Dakota Johnson in the Fifty Shades of Grey movie.
We still haven’t quite wrapped our heads around the collective fever dream that was Fifty Shades of Grey mania, during which over 100 million people worldwide voluntarily consumed a piece of repackaged Twilight fan fiction whose most notable sex scene involves a wealthy sociopath ripping a tampon out of a college student’s vagina. While some defended the books as empowering “mommy porn,” critics mostly agreed that the series was a retrograde mess that normalized physical and emotional abuse by labeling it BDSM. And now the social-science researchers have weighed in!
A new study in the Archives of Sexual Behavior found that Fifty Shades of Grey readers between 18 and 24 possessed higher levels of “ambivalent, benevolent, and hostile sexism” than non-readers, and that readers who described the book using positive terms like “hot” or “romantic” were more likely to have sexist attitudes than those who read the books but disliked them.
For the study, 747 women in the Midwestern U.S. were surveyed using a metric called the Ambivalent Sexism Inventory Scale, which includes 22 statements that participants were asked to rate their level of agreement with. Some of these statements contain hostile sexism (overtly negative attitudes to women), like “Women seek to gain power by getting control over men,” while others describe benevolent sexism (“positive” views of women that still reinforce restrictive gender norms), like “Women should be cherished and protected by men.” The study found that women who read the first book generally scored higher on the ambivalent sexism scale. “This indicated that those who read at least the entire first book held more sexist attitudes relative to the rest of the sample,” the authors write.
Participants were also asked to select from a number of words describing the book, including ‘‘hot,’’ “romantic,” ‘’abusive,” “stupid,” and “degrading.” The study found that women who described the book as “hot” and “romantic” were more likely to hold “hostile” sexist attitudes, while women who described it simply as “romantic” were more likely to hold “benevolent” sexist attitudes that subtly normalize female subservience. As the study’s authors write, Fifty Shades conforms pretty neatly with the tenets of benevolent sexism, in that “Anastasia’s complete fulfillment is not achieved without a heterosexual, monogamous romantic relationship” and “Anastasia feels pressured to satisfy Christian because she will otherwise ‘end up alone with lots of cats and [her] classic novels to keep [her] company.’”

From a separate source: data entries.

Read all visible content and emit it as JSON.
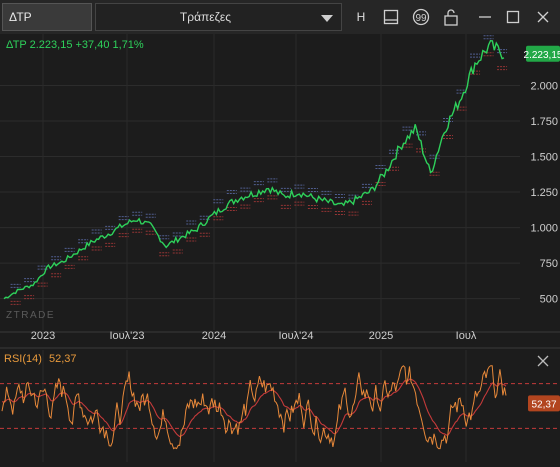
{
  "header": {
    "symbol": "ΔΤΡ",
    "group": "Τράπεζες",
    "buttons": [
      "H",
      "panel-icon",
      "quote-icon",
      "lock-icon",
      "minimize-icon",
      "maximize-icon",
      "close-icon"
    ],
    "h_label": "H"
  },
  "quote": {
    "text": "ΔΤΡ 2.223,15 +37,40 1,71%",
    "last_label": "2.223,15"
  },
  "rsi": {
    "label": "RSI(14)",
    "value": "52,37",
    "value_tag": "52,37"
  },
  "watermark": "ZTRADE",
  "colors": {
    "price": "#2ed15b",
    "rsi": "#e8893a",
    "rsi_ma": "#c43a3a",
    "band_up": "#5e6fae",
    "band_dn": "#b33a3a"
  },
  "chart_data": {
    "type": "line",
    "price_axis_ticks": [
      "2.000",
      "1.750",
      "1.500",
      "1.250",
      "1.000",
      "750",
      "500"
    ],
    "price_axis_values": [
      2000,
      1750,
      1500,
      1250,
      1000,
      750,
      500
    ],
    "ylim": [
      420,
      2320
    ],
    "x_ticks": [
      "2023",
      "Ιουλ'23",
      "2024",
      "Ιουλ'24",
      "2025",
      "Ιουλ"
    ],
    "series": [
      {
        "x": [
          "2022-11",
          "2022-12",
          "2023-01",
          "2023-02",
          "2023-03",
          "2023-04",
          "2023-05",
          "2023-06",
          "2023-07",
          "2023-08",
          "2023-09",
          "2023-10",
          "2023-11",
          "2023-12",
          "2024-01",
          "2024-02",
          "2024-03",
          "2024-04",
          "2024-05",
          "2024-06",
          "2024-07",
          "2024-08",
          "2024-09",
          "2024-10",
          "2024-11",
          "2024-12",
          "2025-01",
          "2025-02",
          "2025-03",
          "2025-04",
          "2025-05",
          "2025-06",
          "2025-07",
          "2025-08",
          "2025-09"
        ],
        "values": [
          500,
          560,
          600,
          720,
          760,
          830,
          900,
          950,
          1010,
          1060,
          1010,
          870,
          930,
          980,
          1070,
          1150,
          1210,
          1240,
          1280,
          1220,
          1250,
          1210,
          1180,
          1150,
          1200,
          1260,
          1400,
          1580,
          1700,
          1380,
          1700,
          1900,
          2150,
          2280,
          2223
        ]
      }
    ],
    "rsi_series": {
      "name": "RSI(14)",
      "upper": 70,
      "lower": 30,
      "last": 52.37
    }
  }
}
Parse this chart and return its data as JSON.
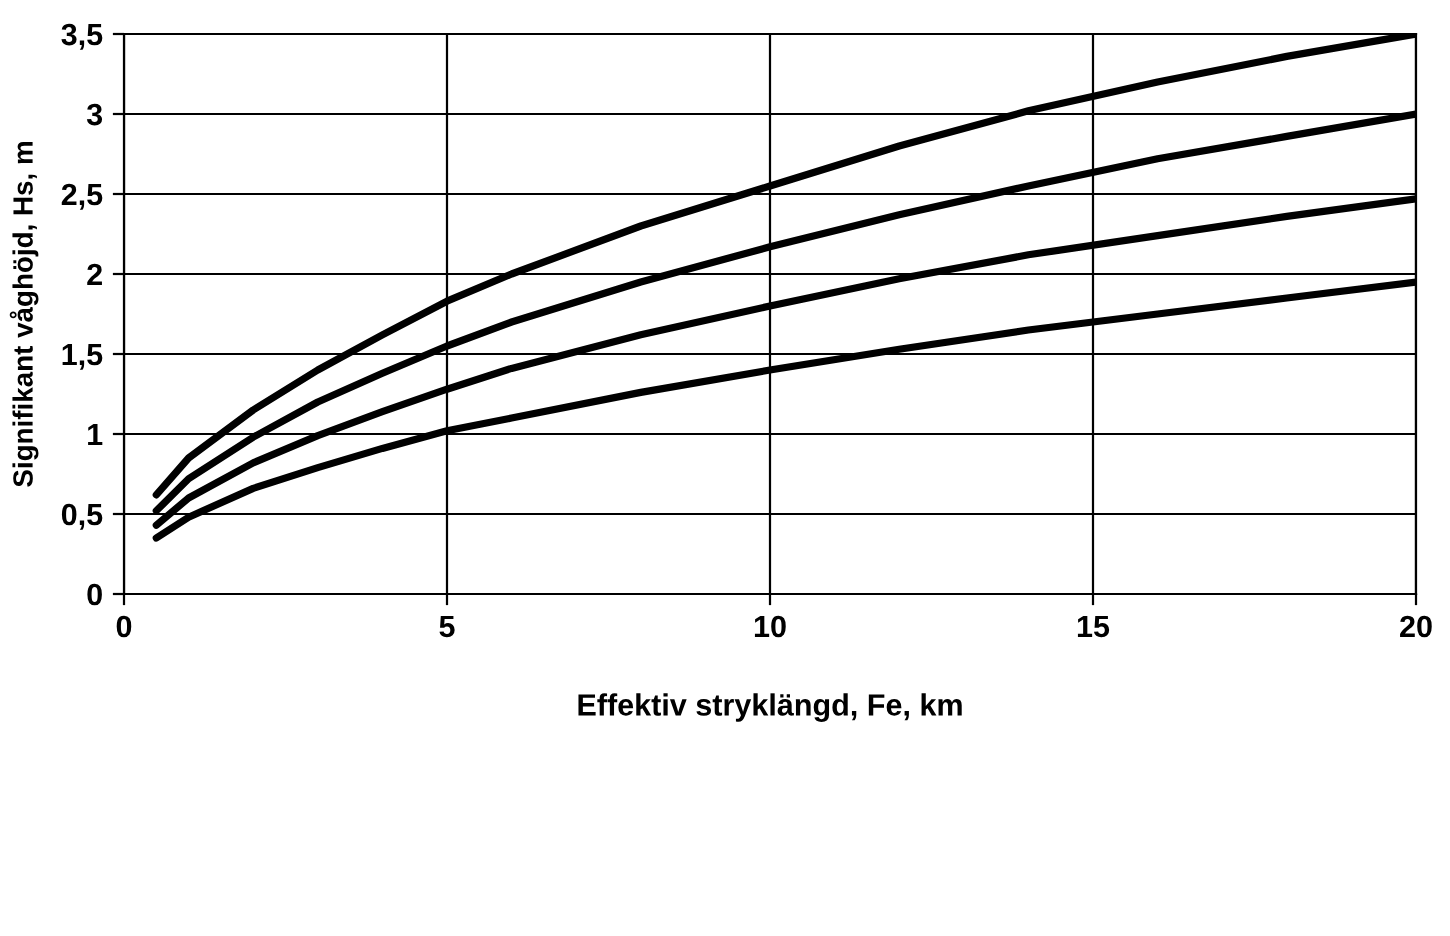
{
  "chart_data": {
    "type": "line",
    "xlabel": "Effektiv stryklängd, Fe, km",
    "ylabel": "Signifikant våghöjd, Hs, m",
    "x": [
      0.5,
      1,
      2,
      3,
      4,
      5,
      6,
      8,
      10,
      12,
      14,
      16,
      18,
      20
    ],
    "series": [
      {
        "color": "#000000",
        "values": [
          0.62,
          0.85,
          1.15,
          1.4,
          1.62,
          1.83,
          2.0,
          2.3,
          2.55,
          2.8,
          3.02,
          3.2,
          3.36,
          3.5
        ]
      },
      {
        "color": "#000000",
        "values": [
          0.52,
          0.72,
          0.98,
          1.2,
          1.38,
          1.55,
          1.7,
          1.95,
          2.17,
          2.37,
          2.55,
          2.72,
          2.86,
          3.0
        ]
      },
      {
        "color": "#000000",
        "values": [
          0.43,
          0.6,
          0.82,
          0.99,
          1.14,
          1.28,
          1.41,
          1.62,
          1.8,
          1.97,
          2.12,
          2.24,
          2.36,
          2.47
        ]
      },
      {
        "color": "#000000",
        "values": [
          0.35,
          0.48,
          0.66,
          0.79,
          0.91,
          1.02,
          1.1,
          1.26,
          1.4,
          1.53,
          1.65,
          1.75,
          1.85,
          1.95
        ]
      }
    ],
    "xlim": [
      0,
      20
    ],
    "xticks": [
      0,
      5,
      10,
      15,
      20
    ],
    "ylim": [
      0,
      3.5
    ],
    "yticks": [
      0,
      {
        "value": 0.5,
        "label": "0,5"
      },
      1,
      {
        "value": 1.5,
        "label": "1,5"
      },
      2,
      {
        "value": 2.5,
        "label": "2,5"
      },
      3,
      {
        "value": 3.5,
        "label": "3,5"
      }
    ],
    "grid": true,
    "line_style": "solid",
    "marker": "none"
  }
}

“The juxtaposed relation between Christian and Anastasia takes the form of a violent hierarchy, making Anastasia appear inferior to Christian — she is depicted as weaker, less assertive, more emotional, and less intelligent,” the authors write.
Of course, the question remains whether Fifty Shades actually causes readers to become more sexist, or whether readers with preexisting sexist beliefs are simply more likely to read the books in the first place (probably a bit of both). But as the researchers pointed out, it is well-established that sexist representations of women in pop culture affect how we think about gender in our daily lives, and that “despite their fictitious nature, portrayals presented in fictional narratives can contribute to a sociocultural context that normalizes the depiction of women and men as unequal.”
All the more incentive for me to finish my own feminist spinoff in which Anastasia dumps Christian and lives happily alone in the mountains caring for her cats and catching up on all the great classic novels. It’s called Fifty Breeds of Grey Cats, and it’s going to be huge.